É muito comum encontrarmos pessoas que iniciaram um programa de treinamento para corrida e por algum motivo não alcançaram o objetivo estabelecido inicialmente, seja ele um determinado desempenho ou mesmo o ganho de saúde e qualidade de vida.
Está na maneira como encaramos a corrida o segredo para torná-la sustentável, ou seja, não podemos encarar o treino como um remédio que estamos tomando para resolver determinado problema, seja ele de saúde ou puro estresse.
Assim que sentimos as primeiras melhoras, resultado das alterações fisiológicas ao esforço, temos a tendência de pensar que o problema inicial está resolvido, e como com qualquer medicamento paramos de tomar. É neste ponto que a postura sustentável do corredor deve prevalecer, são elas:
- O corredor sustentável deve sempre pensar que a fase inicial de treino será a base para sua evolução segura e contínua. Esta adaptação deve ser feita com muito cuidado e coerência, principalmente na relação do volume e da intensidade dos treinos.
- O acompanhamento profissional qualificado é a maneira mais indicada para se formular um planejamento de treino que respeite suas necessidades individuais e desta forma possibilite que a prática da corrida se torne uma atividade de longo prazo.
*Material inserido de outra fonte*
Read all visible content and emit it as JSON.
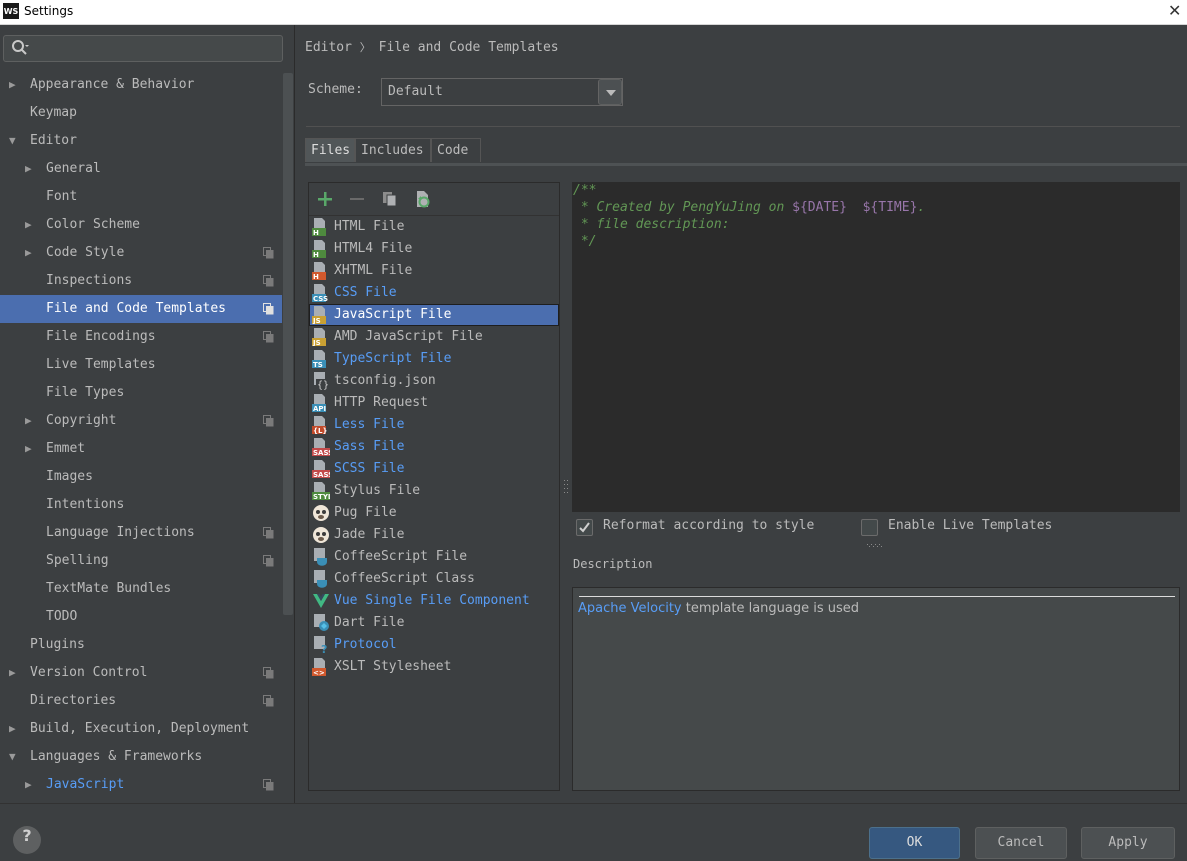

- A proteção articular, adquirida com o fortalecimento muscular direcionado, é um dos maiores aliados na segurança do corredor. Com as articulações bem protegidas pela musculatura trabalhada de forma correta, este indivíduo terá condições de evoluir na intensidade e no volume do seu treino de forma gradativa.
- A corrida deve ser incorporada como mais uma atividade de sua rotina. Depois que este hábito estiver adaptado aos seus horários a falta de tempo não será mais motivo para deixar de treinar.
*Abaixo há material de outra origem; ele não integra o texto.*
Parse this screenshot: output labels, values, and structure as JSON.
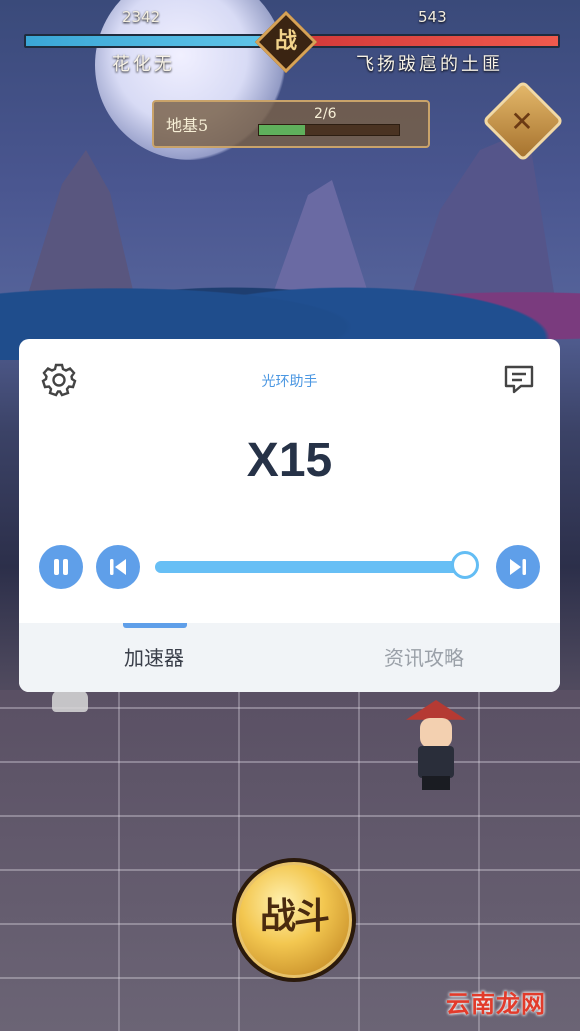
{
  "hud": {
    "player_hp": "2342",
    "enemy_hp": "543",
    "player_name": "花化无",
    "enemy_name": "飞扬跋扈的土匪",
    "vs_label": "战",
    "level_label": "地基5",
    "level_progress": "2/6",
    "level_progress_fraction": 0.33,
    "skip_icon": "crossed-swords-icon"
  },
  "fight_button": {
    "label": "战斗"
  },
  "watermark": "云南龙网",
  "panel": {
    "title": "光环助手",
    "settings_icon": "gear-icon",
    "message_icon": "message-icon",
    "speed_value": "X15",
    "slider_fraction": 1.0,
    "tabs": [
      {
        "label": "加速器",
        "active": true
      },
      {
        "label": "资讯攻略",
        "active": false
      }
    ],
    "accent_color": "#5f9fe9"
  }
}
O cidadão com postura sustentável se preocupa com o destino do seu lixo, procura reciclar papel, latas e embalagens, economiza água e energia elétrica além de procurar empresas que fornecem bens e serviços com a mesma postura. Ser sustentável requer esforço, disciplina, consciência e acima de tudo força de vontade. Devemos ser assim como cidadãos e também como corredores!

quarta-feira, 12 de janeiro de 2011

Parada obrigatória


Quando surge uma lesão, mais do que tempo para a recuperação física, é preciso treinar a resistência psicológica e não se deixar abater.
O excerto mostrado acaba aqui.